DC was my home for so many years and this week I saw how much it's changing. Did you know that 92% of businesses in the DC area are small and medium businesses? I met with several phenomenal small business owners who have turned their passions into their livelihoods on Instagram. Tyann Hodges of @allureandmore makes wigs and hair pieces for women of all ages, many who are struggling with cancer or alopecia. Her business is not even 2 years old but she has more than 60,000 followers on Instagram and Instagram accounts for 98% of her business, particularly because of video. Our other wonderful panelists Suann Song of @appointedco (so creative!), Meghan Ogilvie of @dogtagbakery (delicious and a real social service), and Jamie Kutchman of @marigoldgrey (beautiful stuff!) are also on a fascinating journey as entrepreneurs. I admire the way they go for it and how open they are to experiment and learn. 📷: @allureandmore
I gave a commencement address at my alma mater [Harvard Business School] and I talked about the ‘rookie advantage’. Often times, you go into situations and you haven’t had direct experience there, and that can actually be a strength, not a weakness, because you come in with fresh eyes: you’re unburdened by the conventional wisdom, by the way things have always been done, you can ask the right questions, you can point out things that might seem obvious but have been overlooked by others who have seen it for a long time. The issue there is making sure that people feel empowered to actually speak up. Because often times what the person thinks is, ‘Oh, there are a lot of really smart people in the room, they must’ve gotten together and they must have covered this.’ The truth is that they might not have, so speak up and point things out.

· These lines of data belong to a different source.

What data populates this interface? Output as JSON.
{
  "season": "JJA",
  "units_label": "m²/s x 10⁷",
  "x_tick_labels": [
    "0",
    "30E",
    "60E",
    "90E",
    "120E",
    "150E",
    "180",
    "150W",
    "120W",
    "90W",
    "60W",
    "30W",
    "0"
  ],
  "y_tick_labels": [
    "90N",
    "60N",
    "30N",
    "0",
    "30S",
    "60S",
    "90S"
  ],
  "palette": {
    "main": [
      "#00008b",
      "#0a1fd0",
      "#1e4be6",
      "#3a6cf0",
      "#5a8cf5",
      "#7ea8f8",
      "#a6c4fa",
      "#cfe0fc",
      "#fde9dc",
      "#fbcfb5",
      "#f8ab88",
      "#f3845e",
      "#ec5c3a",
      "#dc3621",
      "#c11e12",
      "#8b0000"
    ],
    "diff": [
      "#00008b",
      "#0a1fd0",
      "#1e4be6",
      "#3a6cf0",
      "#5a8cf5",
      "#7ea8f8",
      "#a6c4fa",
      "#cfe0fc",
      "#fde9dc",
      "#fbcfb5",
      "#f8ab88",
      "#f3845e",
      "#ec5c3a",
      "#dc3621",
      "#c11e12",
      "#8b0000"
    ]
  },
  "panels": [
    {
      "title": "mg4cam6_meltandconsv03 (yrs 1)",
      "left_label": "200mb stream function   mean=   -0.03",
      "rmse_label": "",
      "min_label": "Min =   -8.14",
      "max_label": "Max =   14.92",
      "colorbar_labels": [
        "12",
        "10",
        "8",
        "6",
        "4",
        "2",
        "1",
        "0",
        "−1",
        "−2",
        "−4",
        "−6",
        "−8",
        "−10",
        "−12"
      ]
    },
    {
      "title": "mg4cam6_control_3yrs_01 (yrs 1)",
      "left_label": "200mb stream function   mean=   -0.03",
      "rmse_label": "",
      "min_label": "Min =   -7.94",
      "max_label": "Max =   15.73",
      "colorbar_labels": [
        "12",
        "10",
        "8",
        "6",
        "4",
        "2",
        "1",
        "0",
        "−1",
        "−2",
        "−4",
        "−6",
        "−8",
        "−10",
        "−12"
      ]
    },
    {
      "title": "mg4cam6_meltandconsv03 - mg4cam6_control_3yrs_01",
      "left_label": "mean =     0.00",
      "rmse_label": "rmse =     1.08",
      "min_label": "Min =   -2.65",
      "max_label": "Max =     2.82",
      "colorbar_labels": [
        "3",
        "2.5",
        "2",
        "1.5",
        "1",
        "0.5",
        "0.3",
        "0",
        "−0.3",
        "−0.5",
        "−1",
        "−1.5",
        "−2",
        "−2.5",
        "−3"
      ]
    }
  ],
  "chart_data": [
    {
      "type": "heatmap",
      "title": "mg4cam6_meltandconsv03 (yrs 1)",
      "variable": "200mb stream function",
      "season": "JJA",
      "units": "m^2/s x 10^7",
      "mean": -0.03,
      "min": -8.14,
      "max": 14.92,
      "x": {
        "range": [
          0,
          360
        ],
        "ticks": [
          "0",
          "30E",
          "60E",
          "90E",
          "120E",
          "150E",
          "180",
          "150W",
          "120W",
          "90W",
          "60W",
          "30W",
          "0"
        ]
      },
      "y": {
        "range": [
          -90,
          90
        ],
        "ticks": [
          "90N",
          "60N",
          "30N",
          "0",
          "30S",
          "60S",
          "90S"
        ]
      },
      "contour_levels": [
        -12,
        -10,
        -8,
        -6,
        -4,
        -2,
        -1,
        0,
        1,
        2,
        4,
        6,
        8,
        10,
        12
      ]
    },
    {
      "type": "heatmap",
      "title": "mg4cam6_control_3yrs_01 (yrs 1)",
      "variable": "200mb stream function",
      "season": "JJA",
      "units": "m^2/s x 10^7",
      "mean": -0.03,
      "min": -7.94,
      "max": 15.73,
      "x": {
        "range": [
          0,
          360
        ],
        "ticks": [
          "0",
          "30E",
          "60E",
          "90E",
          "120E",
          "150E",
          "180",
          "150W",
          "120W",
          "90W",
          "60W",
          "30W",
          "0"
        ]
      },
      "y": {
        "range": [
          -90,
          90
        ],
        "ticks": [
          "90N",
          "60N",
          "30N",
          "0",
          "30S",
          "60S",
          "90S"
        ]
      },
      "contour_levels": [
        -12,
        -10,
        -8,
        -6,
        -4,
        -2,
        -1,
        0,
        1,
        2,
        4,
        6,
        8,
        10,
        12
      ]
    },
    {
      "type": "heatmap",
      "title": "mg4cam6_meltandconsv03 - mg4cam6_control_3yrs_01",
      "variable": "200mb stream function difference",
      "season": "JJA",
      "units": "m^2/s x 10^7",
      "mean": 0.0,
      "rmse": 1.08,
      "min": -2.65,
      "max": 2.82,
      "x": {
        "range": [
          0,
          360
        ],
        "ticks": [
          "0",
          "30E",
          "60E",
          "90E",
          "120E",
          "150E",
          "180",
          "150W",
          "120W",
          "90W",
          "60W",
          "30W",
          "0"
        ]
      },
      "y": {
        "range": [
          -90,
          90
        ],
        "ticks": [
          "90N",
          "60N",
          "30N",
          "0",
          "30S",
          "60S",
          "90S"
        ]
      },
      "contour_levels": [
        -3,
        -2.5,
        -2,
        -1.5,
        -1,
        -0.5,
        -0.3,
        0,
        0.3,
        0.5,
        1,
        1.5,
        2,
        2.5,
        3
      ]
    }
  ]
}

The key in careers, I think, is how do you maintain that rookie feel when you continue to be in the job? Asking those hard questions, making ‘why’ your favourite question, [taking] a step back and looking at it with fresh eyes – that can be a challenge. You can get that new fresh perspective by changing industries and putting yourself in new situations again, but you also get it by really pushing yourself to look at it differently and not being pushed into the same way that it’s always been done.
The interesting thing at places like Instagram, [with] the technology, everything’s changing so quickly and the issues or opportunities that come up aren’t necessarily things that people have faced before – so there are no right answers, you figure it out as you go. I learnt that early on: that it’s okay to learn on the job, it’s okay to ask people for help and to try different things. [That] was a really valuable thing to learn early on.
Never before was [the power of images] clearer to me than when Kevin [Systrom] met the Pope earlier this year to onboard him onto Instagram. What the Pope told Kevin was that often people come to see him and the first thing they do is hand him an image, because there’s a language barrier, but the image transcends all of that. It transcends cultures, borders, languages, generations, and you can immediately form that connection. And that is incredibly powerful.